Sans doute manquait-il Benjamin Smith, directeur général d'Air France-KLM, pour compléter la photo. Mais Anko van der Werff, directeur général de SAS, n'a pas attendu que le groupe français entre au capital de sa compagnie pour prendre la parole aux côtés de Patrick Roux, directeur général de l'alliance globale Skyteam. A l'occasion de l'assemblée générale de l'Association internationale du transport aérien (Iata), qui débute ce lundi à Dubaï, le patron de la compagnie scandinave a affiché ses ambitions au sein de sa future alliance, qu'il rejoindra officiellement le 1er septembre prochain.

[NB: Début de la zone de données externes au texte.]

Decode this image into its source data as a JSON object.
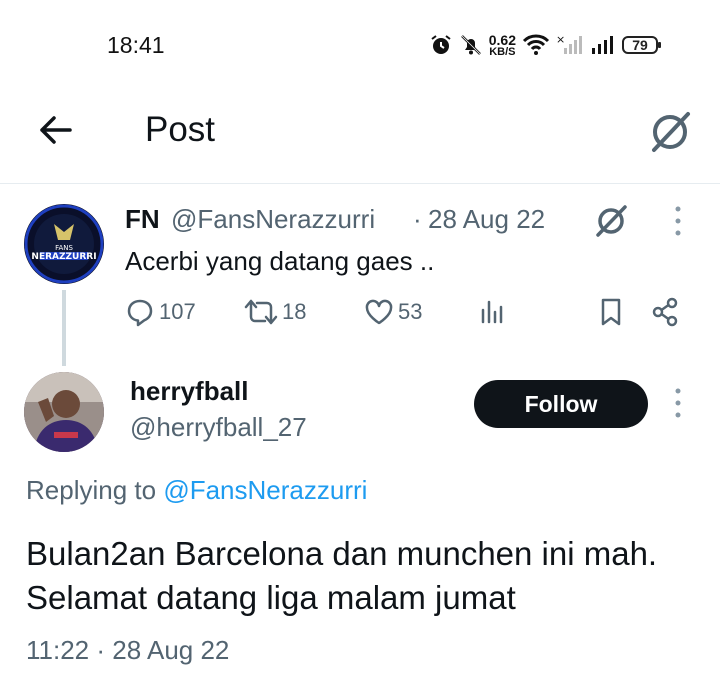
{
  "status_bar": {
    "time": "18:41",
    "net_speed_value": "0.62",
    "net_speed_unit": "KB/S",
    "battery": "79",
    "icons": [
      "alarm-icon",
      "mute-icon",
      "wifi-icon",
      "signal-icon",
      "signal-icon",
      "battery-icon"
    ]
  },
  "header": {
    "title": "Post",
    "back_icon": "back-arrow-icon",
    "grok_icon": "grok-icon"
  },
  "parent_tweet": {
    "name": "FN",
    "handle": "@FansNerazzurri",
    "separator": "·",
    "date": "28 Aug 22",
    "text": "Acerbi yang datang gaes ..",
    "avatar_text": "FANS NERAZZURRI",
    "actions": {
      "replies": "107",
      "reposts": "18",
      "likes": "53"
    }
  },
  "reply_tweet": {
    "name": "herryfball",
    "handle": "@herryfball_27",
    "follow_label": "Follow",
    "replying_prefix": "Replying to",
    "replying_to": "@FansNerazzurri",
    "text": "Bulan2an Barcelona dan munchen ini mah. Selamat datang liga malam jumat",
    "time": "11:22",
    "separator": "·",
    "date": "28 Aug 22"
  },
  "colors": {
    "text_primary": "#0f1419",
    "text_secondary": "#536471",
    "link": "#1d9bf0",
    "divider": "#e6ecf0"
  }
}
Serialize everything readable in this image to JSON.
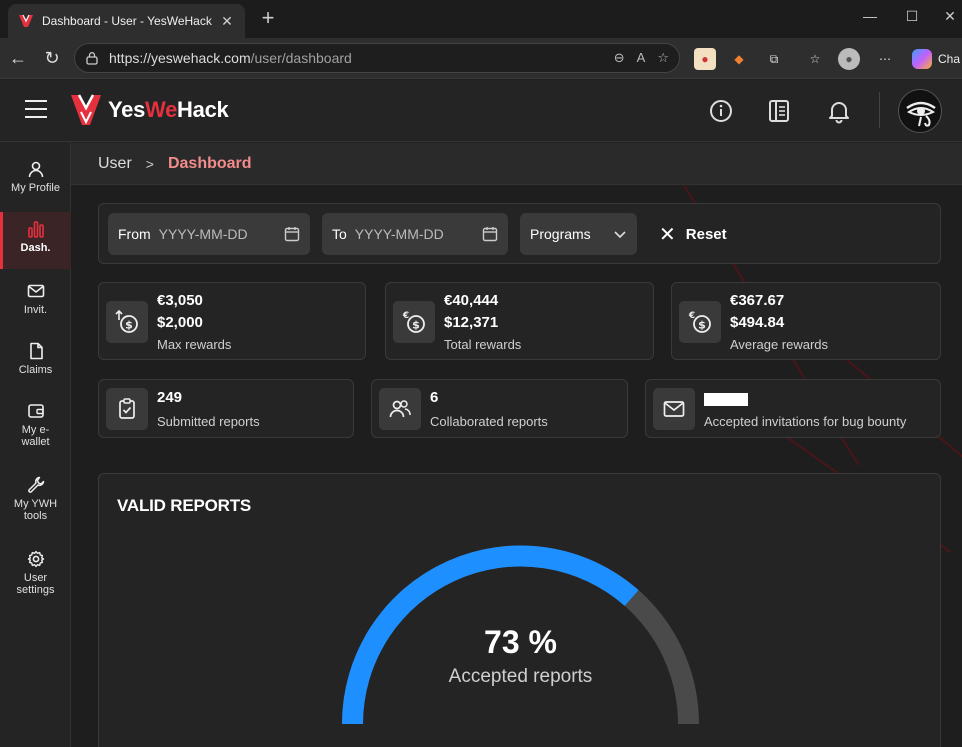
{
  "browser": {
    "tab_title": "Dashboard - User - YesWeHack",
    "url_host": "https://yeswehack.com",
    "url_path": "/user/dashboard",
    "copilot_label": "Cha"
  },
  "app": {
    "logo_yes": "Yes",
    "logo_we": "We",
    "logo_hack": "Hack"
  },
  "sidebar": {
    "items": [
      {
        "label": "My Profile"
      },
      {
        "label": "Dash."
      },
      {
        "label": "Invit."
      },
      {
        "label": "Claims"
      },
      {
        "label_1": "My e-",
        "label_2": "wallet"
      },
      {
        "label_1": "My YWH",
        "label_2": "tools"
      },
      {
        "label_1": "User",
        "label_2": "settings"
      }
    ]
  },
  "breadcrumb": {
    "root": "User",
    "current": "Dashboard"
  },
  "filters": {
    "from_label": "From",
    "from_placeholder": "YYYY-MM-DD",
    "to_label": "To",
    "to_placeholder": "YYYY-MM-DD",
    "programs_label": "Programs",
    "reset_label": "Reset"
  },
  "stats": {
    "max_rewards": {
      "value_1": "€3,050",
      "value_2": "$2,000",
      "label": "Max rewards"
    },
    "total_rewards": {
      "value_1": "€40,444",
      "value_2": "$12,371",
      "label": "Total rewards"
    },
    "average_rewards": {
      "value_1": "€367.67",
      "value_2": "$494.84",
      "label": "Average rewards"
    },
    "submitted": {
      "value": "249",
      "label": "Submitted reports"
    },
    "collaborated": {
      "value": "6",
      "label": "Collaborated reports"
    },
    "invitations": {
      "label": "Accepted invitations for bug bounty"
    }
  },
  "valid_reports": {
    "title": "VALID REPORTS",
    "percent_text": "73 %",
    "percent_value": 73,
    "label": "Accepted reports"
  },
  "colors": {
    "accent": "#e5303e",
    "gauge_fill": "#1e8fff",
    "gauge_track": "#4a4a4a"
  }
}
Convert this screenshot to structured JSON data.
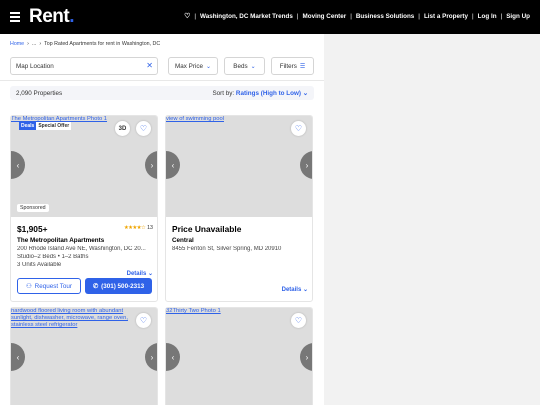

Anko van der Werff n'a pas renié son histoire avec Star Alliance, l'alliance concurrente que SAS vient de quitter et dont elle était l'un des « fiers membres fondateurs ». Il a d'ailleurs précisé que c'était la première fois qu'un partenaire fondateur changeait ainsi de camp afin de « montrer la magnitude de ce que SAS était en train de faire ». Mais il s'est empressé d'exprimer son enthousiasme en ajoutant que ce que SAS allait « construire avec Skyteam est bien plus grand et plus important pour nous que ce que nous laissons derrière ».
Si la prise de participation d'Air France-KLM à hauteur de 19,9 % du capital - au sein d'un consortium qui va acquérir plus de 60 % des actions au total - n'est clairement pas étranger à ce revirement d'alliance, Anko van der Werff a indiqué que SAS avait agi pour ses propres intérêts. Il a bien sûr mis en avant la relation à venir avec les compagnies membres de Skyteam et l'accès à son réseau mondial, ce qui est la raison même des alliances. Mais il a précisé que « l'objectif stratégique de SkyTeam, et certainement aussi le nôtre, est d'établir des relations plus profondes » que ce qui était possible avec Star Alliance. Avec la possibilité de parler avec l'ensemble des compagnies membres « et pas seulement les plus importantes ».